Model built successfully!
Done with  TRBDF2 !

Visualization

In [32]:
plt.figure(figsize=(12,4))
plt.plot(np.arange(0, time, 0.2*dt),
         np.vectorize(v_2_ex)(np.arange(0,time,0.2*dt)),
         color = '#7D3C98', linewidth = 2, label = 'Exact')
plt.plot(newmark['time_list'], newmark['Node 2'][:,1],
         color = '#d62d20', linewidth=1.5, ls='--', label = 'Newmark (CAAM)' )
plt.plot(bathe['time_list'], bathe['Node 2'][:,1],
         color = '#008000', linewidth=1.75, label = 'Bathe (TRBDF2)', marker = 'o',ls=':')

plt.ylabel('Velocity of Node 2 (m/s)', {'fontname':'Cambria', 'fontstyle':'italic','size':14})
plt.xlabel('Time (sec)', {'fontname':'Cambria', 'fontstyle':'italic','size':14})
plt.xlim([0.0, time])
plt.ylim([-3, 3])
plt.grid()
plt.legend()
plt.yticks(fontname = 'Cambria', fontsize = 14)
plt.xticks(fontname = 'Cambria', fontsize = 14);
In [33]:
plt.figure(figsize=(12,4))
plt.plot(np.arange(0, time, 0.2*dt),
         np.vectorize(a_2_ex)(np.arange(0,time,0.2*dt)),
         color = '#7D3C98', linewidth = 2, label = 'Exact')
plt.plot(newmark['time_list'], newmark['Node 2'][:,2],
         color = '#d62d20', linewidth=1.5, ls='--', label = 'Newmark (CAAM)' )
plt.plot(bathe['time_list'], bathe['Node 2'][:,2],
         color = '#008000', linewidth=1.75, label = 'Bathe (TRBDF2)', marker = 'o',ls=':')

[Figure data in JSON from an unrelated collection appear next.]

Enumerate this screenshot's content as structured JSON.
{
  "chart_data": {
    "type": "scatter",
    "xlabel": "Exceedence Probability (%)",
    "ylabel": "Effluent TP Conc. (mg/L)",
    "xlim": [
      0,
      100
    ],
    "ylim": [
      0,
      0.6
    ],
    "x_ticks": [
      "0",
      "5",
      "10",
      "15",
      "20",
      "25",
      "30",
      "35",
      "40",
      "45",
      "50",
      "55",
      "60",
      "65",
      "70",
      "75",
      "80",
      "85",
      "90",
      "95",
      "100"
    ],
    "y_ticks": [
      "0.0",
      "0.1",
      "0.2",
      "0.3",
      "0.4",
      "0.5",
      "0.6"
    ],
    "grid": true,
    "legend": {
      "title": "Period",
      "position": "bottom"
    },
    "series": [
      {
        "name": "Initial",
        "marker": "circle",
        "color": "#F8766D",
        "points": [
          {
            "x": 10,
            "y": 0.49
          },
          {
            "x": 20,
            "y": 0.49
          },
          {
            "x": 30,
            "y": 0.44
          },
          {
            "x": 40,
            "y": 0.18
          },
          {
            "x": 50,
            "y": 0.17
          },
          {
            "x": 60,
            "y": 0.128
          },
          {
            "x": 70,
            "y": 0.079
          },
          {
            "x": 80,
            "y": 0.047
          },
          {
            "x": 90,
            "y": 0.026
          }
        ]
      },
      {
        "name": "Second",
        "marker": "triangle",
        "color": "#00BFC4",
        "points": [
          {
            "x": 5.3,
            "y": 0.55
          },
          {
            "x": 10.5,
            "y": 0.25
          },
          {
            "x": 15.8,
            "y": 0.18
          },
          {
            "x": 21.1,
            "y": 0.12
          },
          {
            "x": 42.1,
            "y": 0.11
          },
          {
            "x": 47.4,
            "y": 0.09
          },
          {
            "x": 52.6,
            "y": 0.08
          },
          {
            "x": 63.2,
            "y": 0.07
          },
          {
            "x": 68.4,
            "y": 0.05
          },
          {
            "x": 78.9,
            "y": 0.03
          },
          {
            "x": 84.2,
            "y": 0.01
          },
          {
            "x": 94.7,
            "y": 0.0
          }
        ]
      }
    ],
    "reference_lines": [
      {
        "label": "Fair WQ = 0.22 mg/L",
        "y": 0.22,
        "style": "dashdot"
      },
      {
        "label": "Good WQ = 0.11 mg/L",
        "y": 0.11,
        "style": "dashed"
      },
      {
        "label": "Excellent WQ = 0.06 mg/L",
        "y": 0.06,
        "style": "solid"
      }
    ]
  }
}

plt.ylabel('Acceleration of Node 2 m/s^2', {'fontname':'Cambria', 'fontstyle':'italic','size':14})
plt.xlabel('Time (sec)', {'fontname':'Cambria', 'fontstyle':'italic','size':14})
plt.xlim([0.0, time])
#plt.ylim([-30, 30])
plt.grid()
plt.legend()
plt.yticks(fontname = 'Cambria', fontsize = 14)
plt.xticks(fontname = 'Cambria', fontsize = 14);

Closure

As expected, non-dissipative methods like CAAM are unable to represent the exact response due to spurious high frequency oscillations. On the other hand, TRBDF2 scheme can effectively damp out these oscillations via algorithmic damping.

References

  • Bathe, K.J. and Noh, G., 2012. Insight into an implicit time integration scheme for structural dynamics. Computers & Structures, 98, pp.1-6.
  • Namadchi, A.H., Jandaghi, E. and Alamatian, J., 2020. A new model-dependent time integration scheme with effective numerical damping for dynamic analysis. Engineering with Computers, pp.1-16.